Part C: Education—Ensuring everyone understands the new process
OBS staff juggle many duties, so education must be direct and time efficient. Craft Part C to answer three questions: who was educated, what was taught, and how you documented it. Continuing our discharge form scenario:
- Who was educated: The RNs and LPN.
- What education was provided: A 20-minute in‐service on 6/18/2025 will focus on the updated EHR discharge workflow.
- Supporting evidence: Upload any relevant slide deck, along with a digital roster showing signatures from the attendees.
Within ACHC’s customer platform, you can store attendance rosters, slide decks, and even short video snippets of training sessions inside the POC folder. Education may occur beyond the 10-day window to submit the POC. In this case, indicate the expected date in the relevant part of the POC template and upload the final documentation as soon as it becomes available. When ACHC’s clinical review team reviews Part C, they can see tangible proof that your staff knows exactly what to do—and why.
Part D: Monitoring—Building a culture of ongoing oversight
Part D outlines how you will track compliance over time. Without a robust monitoring plan, even the best immediate fixes can unravel. As an example, your monitoring might include:
1. Chart audits: Beginning 6/9/2025, the Quality Coordinator will audit ten randomly selected discharge records every week for signature completion.
2. Targeted thresholds: Aim for 95% signature compliance for six consecutive weeks. If the rate drops below 90% in any given week, the Quality Coordinator convenes a focused huddle to find root causes.
3. Reporting structure: The Quality Coordinator will present monthly compliance percentages and trend graphs to the Quality Improvement Committee at the committee’s monthly meeting.
Specify who performs each monitoring action, how often, and the compliance threshold. This can be the same person. By setting an end date or reducing monitoring frequency based on achieving and maintaining the identified threshold, you show the intent of sustained compliance.
Leveraging ACHC tools to simplify your POC
ACHC’s internal platform equips you with audit templates, secure document upload, and automated reminders for POC deadlines. A few practical tips:
- Upload updated policies directly: Label them clearly—e.g., “DischargeProtocol_REVISED_03102024.pdf”—so the review team can easily compare changes.

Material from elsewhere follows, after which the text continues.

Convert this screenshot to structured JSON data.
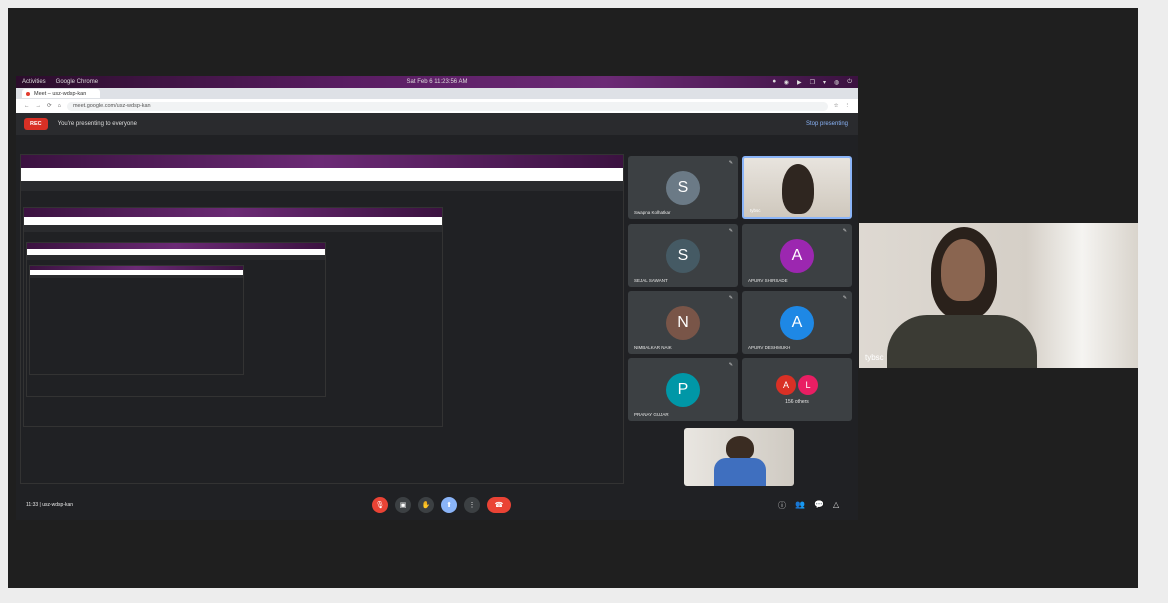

- Track approval emails: Forward any approval emails into the platform’s POC workspace. This avoids hunting through your inbox when deadlines loom.
Final thoughts
A complete, thoughtful POC turns survey feedback into an action plan that strengthens patient safety and regulatory compliance. By structuring your POC via Parts A–D, you position your practice to minimize revisions from the review team and for long‐term success. Approach every deficiency as a chance to refine your systems, and you’ll find that executing a proper Plan of Correction the first time becomes a strategic advantage rather than a regulatory burden.